The #DruzbhaDosti between our leaders underlines the progressive development of #IndiaRussia Special and Privileged Strategic Partnership.

Here is a recap of the numerous meetings and exchanges between PM @narendramodi and President Vladimir Putin @KremlinRussia_E. pic.twitter.com/6pMiqHdsYg

— Indian Diplomacy (@IndianDiplomacy) December 6, 2021

L’India deve essere parte della strategia statunitense, anche (ma non solo) per il contenimento cinese; deve essere parte della visione generale e per questo Washington potrebbe accettare scelte come quelle degli S-400 che hanno un valore simbolico (i radar delle batterie sono considerati in grado di poter spiare molti dei velivoli a disposizione della Nato; l’integrazione di questi sistemi di difesa com quelli di un alleato che deve aiutare nella costruzione di un muro di controllo e freno davanti all’espansione di Pechino). Possibili anche sanzioni blande, magari in sospensione fino all’aprile 2023 quando le spedizioni termineranno; sarebbero più un messaggio generico (tanto all’India tanto agli altri partner) per evitarsi critiche davanti a una legislazione obbligatoria.

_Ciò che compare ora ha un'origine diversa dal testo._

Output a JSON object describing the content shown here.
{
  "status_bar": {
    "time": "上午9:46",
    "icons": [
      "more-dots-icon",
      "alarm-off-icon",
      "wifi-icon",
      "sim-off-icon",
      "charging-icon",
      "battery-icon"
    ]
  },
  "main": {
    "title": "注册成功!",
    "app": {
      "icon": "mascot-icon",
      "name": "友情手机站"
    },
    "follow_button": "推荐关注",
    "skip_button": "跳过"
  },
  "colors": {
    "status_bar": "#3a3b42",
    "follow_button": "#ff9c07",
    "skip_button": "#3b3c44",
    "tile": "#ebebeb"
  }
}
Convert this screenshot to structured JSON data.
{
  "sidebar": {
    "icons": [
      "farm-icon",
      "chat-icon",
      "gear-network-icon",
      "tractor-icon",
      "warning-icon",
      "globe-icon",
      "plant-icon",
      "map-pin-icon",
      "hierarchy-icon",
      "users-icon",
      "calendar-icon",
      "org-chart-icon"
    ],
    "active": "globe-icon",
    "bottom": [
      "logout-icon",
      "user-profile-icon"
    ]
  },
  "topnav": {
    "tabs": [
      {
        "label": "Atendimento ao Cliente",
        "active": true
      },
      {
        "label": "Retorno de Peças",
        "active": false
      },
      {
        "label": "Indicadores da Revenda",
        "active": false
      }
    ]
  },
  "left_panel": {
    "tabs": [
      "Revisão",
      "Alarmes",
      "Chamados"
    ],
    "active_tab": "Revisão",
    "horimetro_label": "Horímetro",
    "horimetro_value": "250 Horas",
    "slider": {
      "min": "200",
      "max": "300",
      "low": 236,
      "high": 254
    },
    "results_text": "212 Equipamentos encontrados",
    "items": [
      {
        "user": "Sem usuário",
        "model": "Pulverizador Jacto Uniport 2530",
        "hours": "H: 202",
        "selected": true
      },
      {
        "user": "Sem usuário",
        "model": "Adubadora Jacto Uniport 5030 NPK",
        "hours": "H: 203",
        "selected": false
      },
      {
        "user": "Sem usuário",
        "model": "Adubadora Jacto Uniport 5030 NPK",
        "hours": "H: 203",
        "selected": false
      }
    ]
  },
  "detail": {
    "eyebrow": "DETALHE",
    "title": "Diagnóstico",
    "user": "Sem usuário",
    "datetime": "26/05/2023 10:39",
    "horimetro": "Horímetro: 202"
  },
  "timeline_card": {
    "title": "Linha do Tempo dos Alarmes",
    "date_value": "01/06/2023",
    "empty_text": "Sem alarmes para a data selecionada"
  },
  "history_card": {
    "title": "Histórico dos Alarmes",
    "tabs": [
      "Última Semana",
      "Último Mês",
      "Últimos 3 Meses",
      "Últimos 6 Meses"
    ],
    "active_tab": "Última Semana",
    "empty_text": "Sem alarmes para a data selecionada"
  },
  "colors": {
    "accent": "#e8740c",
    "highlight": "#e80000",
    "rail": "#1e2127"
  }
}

Nel 2023, l’India riceverà le prime due di quattro nuove fregate dalla Russia, e nel 2025 inizierà a noleggiare il suo terzo sottomarino a propulsione nucleare da Mosca, tutti accordi importanti già siglati da tempo. L’obiettivo di Washington è evitarne di nuovi così importanti (in ballo c’è quello per la produzione indiana degli Ak-203 della Kalashnikov, come ricorda l’Asia Nikkei), e di farlo dimostrando buona volontà a Nuova Delhi, con la consapevolezza che ci vorrà molto tempo prima che quelle relazioni vadano a zero, e che intanto potrebbero essere utilizzate come elemento di frizione tra Mosca e Pechino. Nel frattempo, riconoscendo la necessità di utilizzare questa linea con l’India, gli Stati Uniti si lasciano uno spiraglio per poter recuperare con la Turchia – alleato Nato altrettanto necessario – dimostrando che le commesse militari rappresentano molto di più del loro valore in sé.